April's growth was driven by rebounds in wholesale trade, mining, quarrying and oil and gas extraction and manufacturing, the federal data agency said. Retail trade was also a top driver of growth, led by food and beverage retailers and gasoline stations, which had posted declines in March.

"Growth within the Canadian economy was good, but not great, over the spring, particularly when viewed in the context of strong labour force and population growth," CIBC economist Andrew Grantham wrote in a research note on Friday.

Grantham also said the monthly slowdown in May suggests the reacceleration of inflation in the same month "likely reflected supply issues or volatility in the data, rather than demand pressures." The consumer price index (CPI) reaccelerated unexpectedly to 2.9 per cent in May while measures of core inflation also increased, reducing the odds of a Bank of Canada rate cut in July.

"We continue to view next week's employment data, and next month's CPI figures as more important in determining whether the Bank of Canada will trim interest rates by a further 25 basis points at the late-July meeting," Grantham wrote.
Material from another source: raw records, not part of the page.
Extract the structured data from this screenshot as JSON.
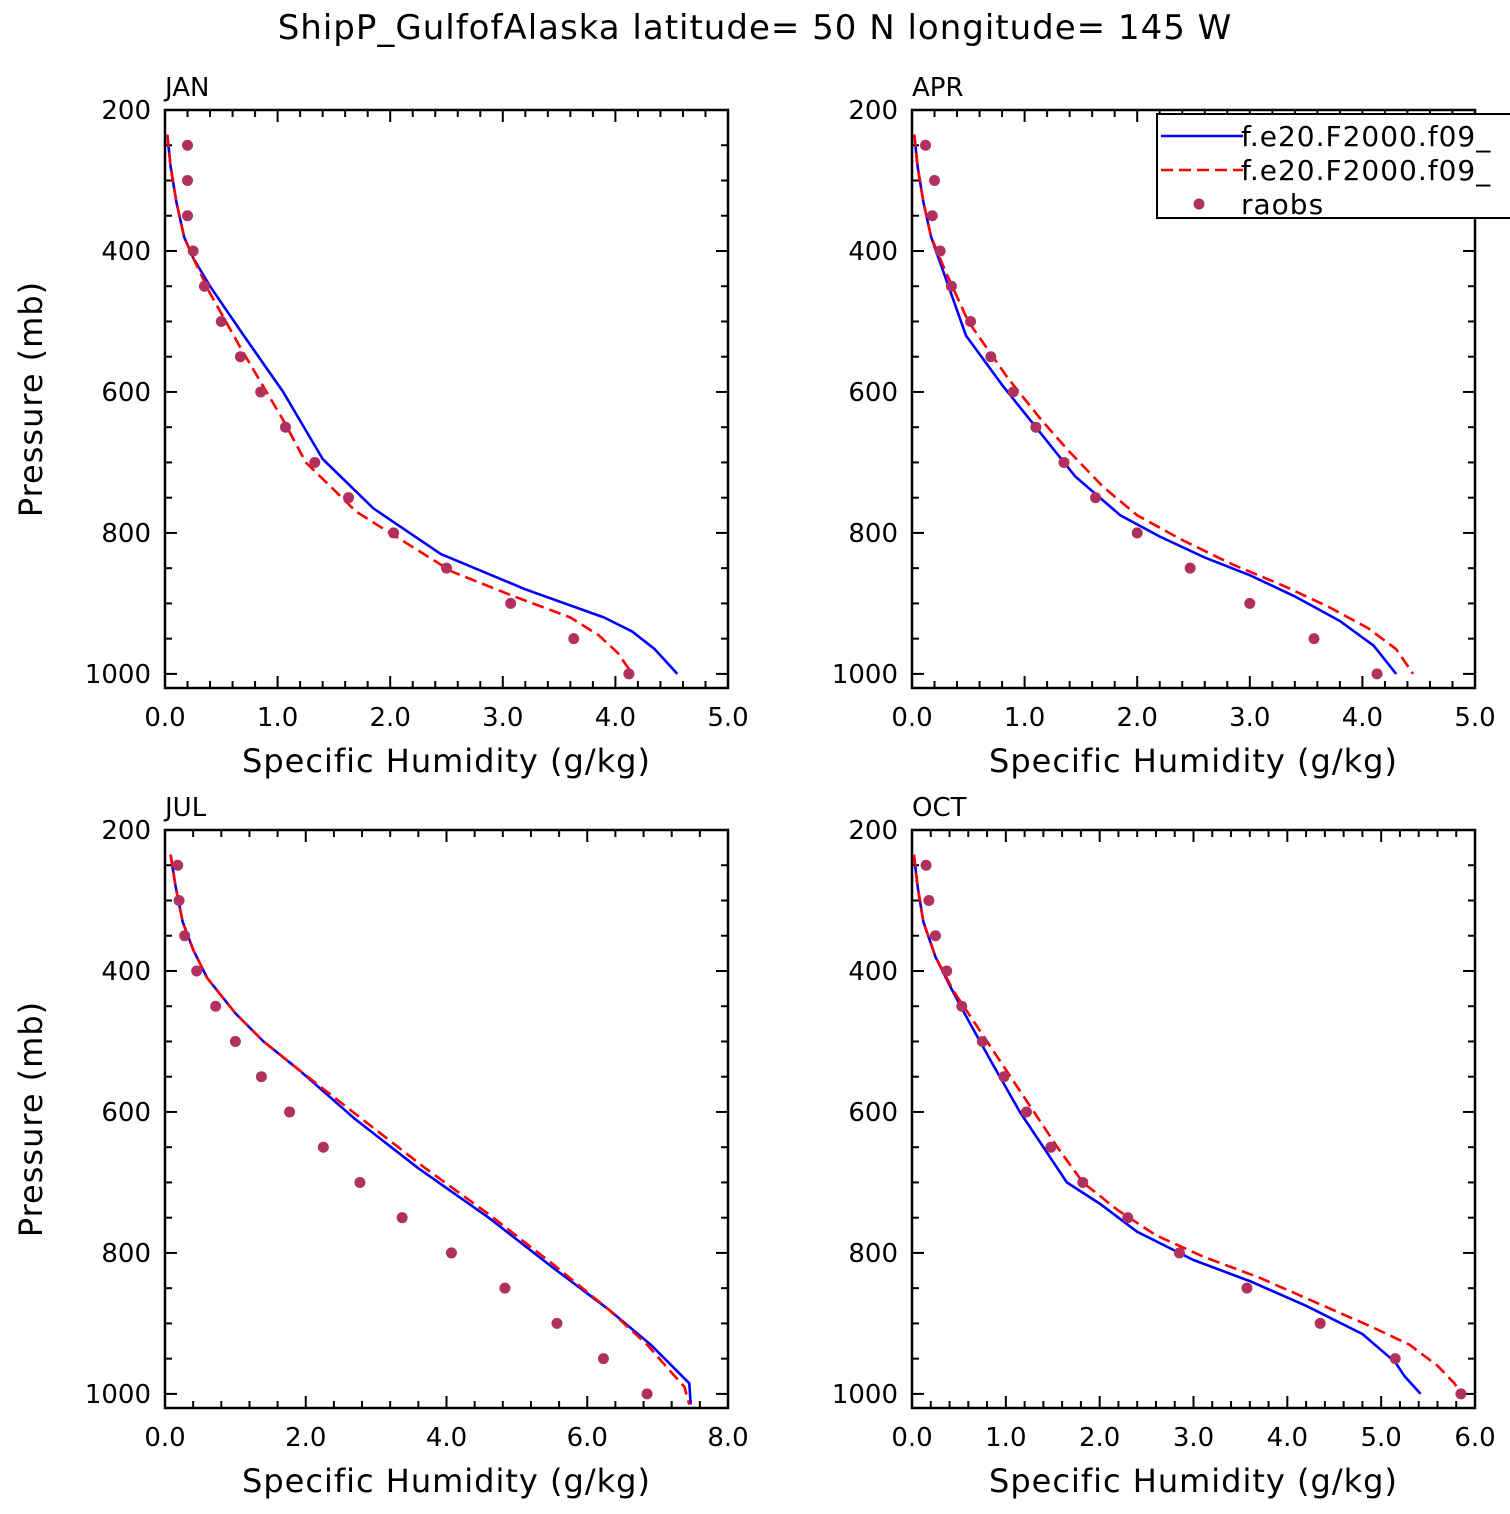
{
  "figure": {
    "title": "ShipP_GulfofAlaska  latitude= 50 N longitude= 145 W",
    "colors": {
      "model1": "#0000ff",
      "model2": "#ff0000",
      "obs": "#b03060",
      "axis": "#000000"
    }
  },
  "chart_data": [
    {
      "type": "line",
      "panel_label": "JAN",
      "xlabel": "Specific Humidity (g/kg)",
      "ylabel": "Pressure (mb)",
      "xlim": [
        0,
        5
      ],
      "ylim": [
        1020,
        200
      ],
      "y_inverted": true,
      "xticks": [
        "0.0",
        "1.0",
        "2.0",
        "3.0",
        "4.0",
        "5.0"
      ],
      "xtick_values": [
        0,
        1,
        2,
        3,
        4,
        5
      ],
      "yticks": [
        "200",
        "400",
        "600",
        "800",
        "1000"
      ],
      "ytick_values": [
        200,
        400,
        600,
        800,
        1000
      ],
      "legend": null,
      "series": [
        {
          "name": "f.e20.F2000.f09_",
          "style": "solid",
          "color": "#0000ff",
          "x": [
            0.02,
            0.05,
            0.1,
            0.17,
            0.25,
            0.4,
            0.7,
            1.05,
            1.4,
            1.85,
            2.45,
            3.2,
            3.9,
            4.15,
            4.35,
            4.55
          ],
          "y": [
            235,
            280,
            330,
            380,
            410,
            450,
            520,
            600,
            695,
            765,
            830,
            880,
            920,
            940,
            965,
            1000
          ]
        },
        {
          "name": "f.e20.F2000.f09_",
          "style": "dashed",
          "color": "#ff0000",
          "x": [
            0.02,
            0.05,
            0.1,
            0.17,
            0.25,
            0.4,
            0.68,
            1.05,
            1.25,
            1.7,
            2.05,
            2.55,
            3.1,
            3.6,
            3.85,
            4.02,
            4.15
          ],
          "y": [
            235,
            280,
            330,
            380,
            410,
            460,
            540,
            640,
            700,
            770,
            805,
            855,
            890,
            920,
            945,
            970,
            1000
          ]
        },
        {
          "name": "raobs",
          "style": "dots",
          "color": "#b03060",
          "x": [
            0.2,
            0.2,
            0.2,
            0.25,
            0.35,
            0.5,
            0.67,
            0.85,
            1.07,
            1.33,
            1.63,
            2.03,
            2.5,
            3.07,
            3.63,
            4.12
          ],
          "y": [
            250,
            300,
            350,
            400,
            450,
            500,
            550,
            600,
            650,
            700,
            750,
            800,
            850,
            900,
            950,
            1000
          ]
        }
      ]
    },
    {
      "type": "line",
      "panel_label": "APR",
      "xlabel": "Specific Humidity (g/kg)",
      "ylabel": "",
      "xlim": [
        0,
        5
      ],
      "ylim": [
        1020,
        200
      ],
      "y_inverted": true,
      "xticks": [
        "0.0",
        "1.0",
        "2.0",
        "3.0",
        "4.0",
        "5.0"
      ],
      "xtick_values": [
        0,
        1,
        2,
        3,
        4,
        5
      ],
      "yticks": [
        "200",
        "400",
        "600",
        "800",
        "1000"
      ],
      "ytick_values": [
        200,
        400,
        600,
        800,
        1000
      ],
      "legend": {
        "entries": [
          {
            "label": "f.e20.F2000.f09_",
            "style": "solid",
            "color": "#0000ff"
          },
          {
            "label": "f.e20.F2000.f09_",
            "style": "dashed",
            "color": "#ff0000"
          },
          {
            "label": "raobs",
            "style": "dots",
            "color": "#b03060"
          }
        ]
      },
      "series": [
        {
          "name": "f.e20.F2000.f09_",
          "style": "solid",
          "color": "#0000ff",
          "x": [
            0.02,
            0.05,
            0.1,
            0.17,
            0.28,
            0.48,
            0.8,
            1.1,
            1.45,
            1.85,
            2.2,
            2.6,
            3.0,
            3.4,
            3.8,
            4.1,
            4.3
          ],
          "y": [
            235,
            280,
            330,
            380,
            430,
            520,
            590,
            650,
            720,
            775,
            805,
            835,
            860,
            890,
            925,
            960,
            1000
          ]
        },
        {
          "name": "f.e20.F2000.f09_",
          "style": "dashed",
          "color": "#ff0000",
          "x": [
            0.02,
            0.05,
            0.1,
            0.17,
            0.3,
            0.5,
            0.85,
            1.15,
            1.4,
            1.7,
            2.0,
            2.4,
            2.85,
            3.3,
            3.7,
            4.05,
            4.3,
            4.45
          ],
          "y": [
            235,
            280,
            330,
            380,
            430,
            500,
            580,
            640,
            685,
            735,
            775,
            810,
            845,
            875,
            905,
            935,
            965,
            1000
          ]
        },
        {
          "name": "raobs",
          "style": "dots",
          "color": "#b03060",
          "x": [
            0.12,
            0.2,
            0.18,
            0.25,
            0.35,
            0.52,
            0.7,
            0.9,
            1.1,
            1.35,
            1.63,
            2.0,
            2.47,
            3.0,
            3.57,
            4.13
          ],
          "y": [
            250,
            300,
            350,
            400,
            450,
            500,
            550,
            600,
            650,
            700,
            750,
            800,
            850,
            900,
            950,
            1000
          ]
        }
      ]
    },
    {
      "type": "line",
      "panel_label": "JUL",
      "xlabel": "Specific Humidity (g/kg)",
      "ylabel": "Pressure (mb)",
      "xlim": [
        0,
        8
      ],
      "ylim": [
        1020,
        200
      ],
      "y_inverted": true,
      "xticks": [
        "0.0",
        "2.0",
        "4.0",
        "6.0",
        "8.0"
      ],
      "xtick_values": [
        0,
        2,
        4,
        6,
        8
      ],
      "yticks": [
        "200",
        "400",
        "600",
        "800",
        "1000"
      ],
      "ytick_values": [
        200,
        400,
        600,
        800,
        1000
      ],
      "legend": null,
      "series": [
        {
          "name": "f.e20.F2000.f09_",
          "style": "solid",
          "color": "#0000ff",
          "x": [
            0.08,
            0.15,
            0.25,
            0.4,
            0.6,
            1.0,
            1.4,
            1.9,
            2.7,
            3.6,
            4.6,
            5.5,
            6.3,
            6.9,
            7.25,
            7.45,
            7.47
          ],
          "y": [
            235,
            280,
            330,
            370,
            410,
            460,
            500,
            540,
            610,
            680,
            750,
            820,
            880,
            930,
            965,
            985,
            1015
          ]
        },
        {
          "name": "f.e20.F2000.f09_",
          "style": "dashed",
          "color": "#ff0000",
          "x": [
            0.08,
            0.15,
            0.25,
            0.4,
            0.6,
            1.0,
            1.4,
            1.9,
            2.8,
            3.7,
            4.6,
            5.5,
            6.3,
            6.85,
            7.2,
            7.38,
            7.45
          ],
          "y": [
            235,
            280,
            330,
            370,
            410,
            460,
            500,
            540,
            610,
            680,
            745,
            815,
            880,
            930,
            970,
            990,
            1015
          ]
        },
        {
          "name": "raobs",
          "style": "dots",
          "color": "#b03060",
          "x": [
            0.18,
            0.2,
            0.28,
            0.45,
            0.72,
            1.0,
            1.37,
            1.77,
            2.25,
            2.77,
            3.37,
            4.07,
            4.83,
            5.57,
            6.23,
            6.85
          ],
          "y": [
            250,
            300,
            350,
            400,
            450,
            500,
            550,
            600,
            650,
            700,
            750,
            800,
            850,
            900,
            950,
            1000
          ]
        }
      ]
    },
    {
      "type": "line",
      "panel_label": "OCT",
      "xlabel": "Specific Humidity (g/kg)",
      "ylabel": "",
      "xlim": [
        0,
        6
      ],
      "ylim": [
        1020,
        200
      ],
      "y_inverted": true,
      "xticks": [
        "0.0",
        "1.0",
        "2.0",
        "3.0",
        "4.0",
        "5.0",
        "6.0"
      ],
      "xtick_values": [
        0,
        1,
        2,
        3,
        4,
        5,
        6
      ],
      "yticks": [
        "200",
        "400",
        "600",
        "800",
        "1000"
      ],
      "ytick_values": [
        200,
        400,
        600,
        800,
        1000
      ],
      "legend": null,
      "series": [
        {
          "name": "f.e20.F2000.f09_",
          "style": "solid",
          "color": "#0000ff",
          "x": [
            0.02,
            0.06,
            0.12,
            0.25,
            0.4,
            0.6,
            0.85,
            1.15,
            1.4,
            1.65,
            2.0,
            2.4,
            3.0,
            3.6,
            4.2,
            4.8,
            5.15,
            5.25,
            5.42
          ],
          "y": [
            235,
            280,
            330,
            380,
            420,
            470,
            530,
            600,
            650,
            700,
            730,
            770,
            810,
            840,
            875,
            915,
            955,
            975,
            1000
          ]
        },
        {
          "name": "f.e20.F2000.f09_",
          "style": "dashed",
          "color": "#ff0000",
          "x": [
            0.02,
            0.06,
            0.12,
            0.25,
            0.45,
            0.7,
            0.95,
            1.25,
            1.55,
            1.82,
            2.2,
            2.6,
            3.1,
            3.7,
            4.3,
            4.9,
            5.3,
            5.6,
            5.78,
            5.85
          ],
          "y": [
            235,
            280,
            330,
            380,
            430,
            480,
            530,
            590,
            650,
            700,
            740,
            775,
            805,
            835,
            870,
            905,
            930,
            960,
            985,
            1000
          ]
        },
        {
          "name": "raobs",
          "style": "dots",
          "color": "#b03060",
          "x": [
            0.15,
            0.18,
            0.25,
            0.37,
            0.53,
            0.75,
            0.98,
            1.22,
            1.48,
            1.82,
            2.3,
            2.85,
            3.57,
            4.35,
            5.15,
            5.85
          ],
          "y": [
            250,
            300,
            350,
            400,
            450,
            500,
            550,
            600,
            650,
            700,
            750,
            800,
            850,
            900,
            950,
            1000
          ]
        }
      ]
    }
  ]
}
"(A) follow-up interest rate cut at the July meeting is still possible if core inflationary pressures cool again next month."

Friday's data did little to change the odds of a July cut. Money markets trimmed bets earlier this week after inflation data came in hotter than expected, reducing chances of a July cut from 75 per cent on Monday to around 40 per cent after the Tuesday data release. Following Friday's GDP print, the bets moved up slightly to 42 per cent, Reuters said.